このページの本文へ移動

東京消防庁

防火防災管理を見直そう〜歌舞伎町ビル火災から20年〜

防火防災管理を見直そう

≪歌舞伎町ビル火災とは≫

歌舞伎町ビル火災は、平成13年9月1日未明に発生し、44名の尊い命が犠牲となった火災です。

多くの方が犠牲になった主な原因として、屋内階段に大量の物件が放置されていたことが挙げられています。これらの物件が避難の障害となり、さらに燃焼して多量の煙を発生させ、上階への延焼につながるとともに、消防隊にとって消火や救助活動の多大な障害となりました。

また、この火災を契機として、消防法が改正されたことにより、ビルのオーナーなどの管理権原者は、より重大な法的責任を負うこととなり、防火管理意識を高めるきっかけとなりました。

歌舞伎町ビル火災から20年となるこの機会に、二度とこのような火災が起きないよう防火防災管理を見直しましょう。

歌舞伎町ビル火災(平成13年9月1日)
歌舞伎町ビル火災(平成13年9月1日)

≪階段・廊下の安全確保≫

万が一、火災が発生して避難しなければならない時、階段や廊下に物がたくさん置かれていたら大変危険です。

もしもの時のために、階段や廊下に物を置かずに避難経路を確保しましょう。

【どちらの階段が安全でしょうか?】

イメージ

左の写真は、階段に物がたくさん置かれているため、避難の障害になるだけでなく、火災が発生した場合に、燃え広がる危険があります。

【どちらの廊下が安全でしょうか?】

イメージ

左の写真は、防火戸の前に物があるため、火災が発生した場合、防火戸が閉鎖せず煙や炎を防ぐことができません。また、避難口を知らせるための誘導灯が物で見えづらく、避難する方向が分かりにくくなっています。

≪階段・廊下などに置かれた物の除去命令≫

歌舞伎町ビル火災により、避難施設の安全確保の重要性が認識されたことから消防法が改正され、現場において速やかに火災予防上の危険を排除するための物件除去命令などが制定されました。消防機関は、建物の立入検査などの際に、階段や廊下などに物が置かれて非常に危険な状況を確認した場合は、速やかに物を除去するように消防法に基づく命令を発令します。

東京消防庁は、平成14年の消防法改正から令和3年5月末までに計2,353件の物件除去命令を発令し、避難経路となる階段や廊下などの安全対策を強力に推進しています。

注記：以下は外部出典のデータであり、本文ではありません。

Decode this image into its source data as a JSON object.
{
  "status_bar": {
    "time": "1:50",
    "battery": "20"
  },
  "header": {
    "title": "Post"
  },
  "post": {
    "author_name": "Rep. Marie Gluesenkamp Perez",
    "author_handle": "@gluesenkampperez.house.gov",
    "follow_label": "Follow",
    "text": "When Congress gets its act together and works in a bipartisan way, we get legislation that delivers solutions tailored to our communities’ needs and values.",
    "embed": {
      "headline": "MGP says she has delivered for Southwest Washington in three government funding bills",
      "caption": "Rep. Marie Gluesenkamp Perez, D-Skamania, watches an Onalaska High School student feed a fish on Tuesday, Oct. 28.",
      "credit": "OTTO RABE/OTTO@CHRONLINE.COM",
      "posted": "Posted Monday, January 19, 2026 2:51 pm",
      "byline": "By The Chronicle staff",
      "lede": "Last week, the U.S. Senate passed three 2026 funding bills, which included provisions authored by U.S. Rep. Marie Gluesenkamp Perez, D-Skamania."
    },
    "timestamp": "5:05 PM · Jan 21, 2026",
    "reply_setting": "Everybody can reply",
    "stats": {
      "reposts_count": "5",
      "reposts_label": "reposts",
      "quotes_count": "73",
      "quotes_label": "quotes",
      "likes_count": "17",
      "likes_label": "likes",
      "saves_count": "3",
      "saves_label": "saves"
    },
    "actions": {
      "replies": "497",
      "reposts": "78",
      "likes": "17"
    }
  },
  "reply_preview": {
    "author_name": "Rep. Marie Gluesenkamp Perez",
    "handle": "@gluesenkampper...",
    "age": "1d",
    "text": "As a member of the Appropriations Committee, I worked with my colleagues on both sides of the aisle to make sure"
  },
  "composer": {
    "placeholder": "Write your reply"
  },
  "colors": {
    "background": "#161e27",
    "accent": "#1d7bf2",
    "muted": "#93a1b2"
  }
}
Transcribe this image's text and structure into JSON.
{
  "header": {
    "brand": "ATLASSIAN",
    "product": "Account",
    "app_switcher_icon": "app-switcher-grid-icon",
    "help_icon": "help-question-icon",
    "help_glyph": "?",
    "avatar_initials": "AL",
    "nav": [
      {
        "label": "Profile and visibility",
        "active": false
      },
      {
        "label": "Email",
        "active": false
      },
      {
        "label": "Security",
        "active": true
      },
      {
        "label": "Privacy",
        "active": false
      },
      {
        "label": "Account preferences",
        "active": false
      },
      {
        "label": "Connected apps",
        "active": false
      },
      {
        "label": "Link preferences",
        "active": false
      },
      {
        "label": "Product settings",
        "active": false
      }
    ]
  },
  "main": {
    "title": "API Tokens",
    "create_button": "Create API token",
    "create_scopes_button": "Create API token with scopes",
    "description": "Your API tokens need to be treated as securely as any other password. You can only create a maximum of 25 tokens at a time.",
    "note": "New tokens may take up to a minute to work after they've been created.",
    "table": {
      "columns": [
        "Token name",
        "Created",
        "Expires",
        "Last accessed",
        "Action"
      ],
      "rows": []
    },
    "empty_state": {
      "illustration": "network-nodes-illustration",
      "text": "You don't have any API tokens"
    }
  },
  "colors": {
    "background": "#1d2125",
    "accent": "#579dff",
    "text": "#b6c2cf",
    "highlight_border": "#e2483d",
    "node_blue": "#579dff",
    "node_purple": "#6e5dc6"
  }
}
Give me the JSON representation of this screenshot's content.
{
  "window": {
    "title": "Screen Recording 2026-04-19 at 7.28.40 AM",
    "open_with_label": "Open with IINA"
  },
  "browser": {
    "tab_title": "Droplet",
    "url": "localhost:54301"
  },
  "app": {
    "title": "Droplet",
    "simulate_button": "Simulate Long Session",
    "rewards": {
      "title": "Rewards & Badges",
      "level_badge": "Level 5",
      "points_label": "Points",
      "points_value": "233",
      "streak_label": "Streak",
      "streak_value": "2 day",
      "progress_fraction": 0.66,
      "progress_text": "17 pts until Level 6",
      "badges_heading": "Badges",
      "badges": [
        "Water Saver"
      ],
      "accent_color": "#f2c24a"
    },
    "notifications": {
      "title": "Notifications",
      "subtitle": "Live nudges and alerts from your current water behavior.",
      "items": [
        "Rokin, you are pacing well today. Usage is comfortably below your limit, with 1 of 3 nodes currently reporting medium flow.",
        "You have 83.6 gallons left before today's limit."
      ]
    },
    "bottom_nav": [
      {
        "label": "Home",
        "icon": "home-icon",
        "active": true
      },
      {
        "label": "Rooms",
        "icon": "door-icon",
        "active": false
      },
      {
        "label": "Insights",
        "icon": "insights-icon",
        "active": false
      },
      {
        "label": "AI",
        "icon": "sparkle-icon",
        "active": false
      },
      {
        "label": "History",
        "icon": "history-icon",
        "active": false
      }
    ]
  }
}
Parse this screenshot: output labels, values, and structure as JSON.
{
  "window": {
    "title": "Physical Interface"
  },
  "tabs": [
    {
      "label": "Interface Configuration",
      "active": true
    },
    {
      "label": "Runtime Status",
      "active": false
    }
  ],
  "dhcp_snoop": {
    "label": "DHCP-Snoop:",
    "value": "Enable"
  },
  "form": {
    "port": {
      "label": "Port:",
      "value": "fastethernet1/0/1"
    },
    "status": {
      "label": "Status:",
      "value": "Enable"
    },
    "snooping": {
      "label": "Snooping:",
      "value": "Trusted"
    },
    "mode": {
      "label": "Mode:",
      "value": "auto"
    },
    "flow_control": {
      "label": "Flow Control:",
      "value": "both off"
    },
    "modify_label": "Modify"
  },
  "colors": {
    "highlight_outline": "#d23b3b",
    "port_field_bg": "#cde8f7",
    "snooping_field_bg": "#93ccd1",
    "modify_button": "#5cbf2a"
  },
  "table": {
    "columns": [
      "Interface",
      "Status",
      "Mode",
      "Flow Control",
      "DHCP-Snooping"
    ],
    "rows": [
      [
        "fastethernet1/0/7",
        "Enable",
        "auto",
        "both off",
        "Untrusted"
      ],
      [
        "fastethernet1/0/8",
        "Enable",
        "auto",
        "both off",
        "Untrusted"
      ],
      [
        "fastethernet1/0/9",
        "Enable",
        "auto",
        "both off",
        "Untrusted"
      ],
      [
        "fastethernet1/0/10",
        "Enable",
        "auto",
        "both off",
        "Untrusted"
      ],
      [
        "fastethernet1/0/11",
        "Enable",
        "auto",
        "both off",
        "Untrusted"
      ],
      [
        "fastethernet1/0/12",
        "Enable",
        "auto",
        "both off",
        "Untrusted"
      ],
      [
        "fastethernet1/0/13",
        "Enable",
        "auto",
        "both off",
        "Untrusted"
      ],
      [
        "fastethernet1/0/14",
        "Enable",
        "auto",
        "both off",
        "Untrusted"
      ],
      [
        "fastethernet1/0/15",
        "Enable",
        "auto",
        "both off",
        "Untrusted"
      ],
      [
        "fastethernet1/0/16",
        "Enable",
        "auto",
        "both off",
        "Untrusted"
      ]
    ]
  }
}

しかしながら、命令件数は制定当初より減少したものの、毎年一定件数の発令が見られ、歌舞伎町ビル火災の教訓の風化など防火対象物関係者の防火意識の低下が危惧されるところです。

図1 物件除去命令件数の推移
図1 物件除去命令件数の推移
安全確保のチェックポイント
階段・廊下に物を置いていないか確認しよう
イメージ
イメージ
  • 避難方法を日頃から確認する。
  • 階段や廊下には物を置かない。
  • 防火戸や防火シャッターの作動の障害になる物を置かない。
  • 避難口は使用可能な状態にする。

≪防火・防災管理再講習の受講促進≫

一定規模以上の防火対象物に選任されている甲種防火管理者及び防災管理者は、一定期間ごとに再講習を受講することが消防法令で義務付けられています。再講習を受講しない場合は防火管理者や防災管理者が選任されていないものとして取り扱われます。期間内に必ず受講してください。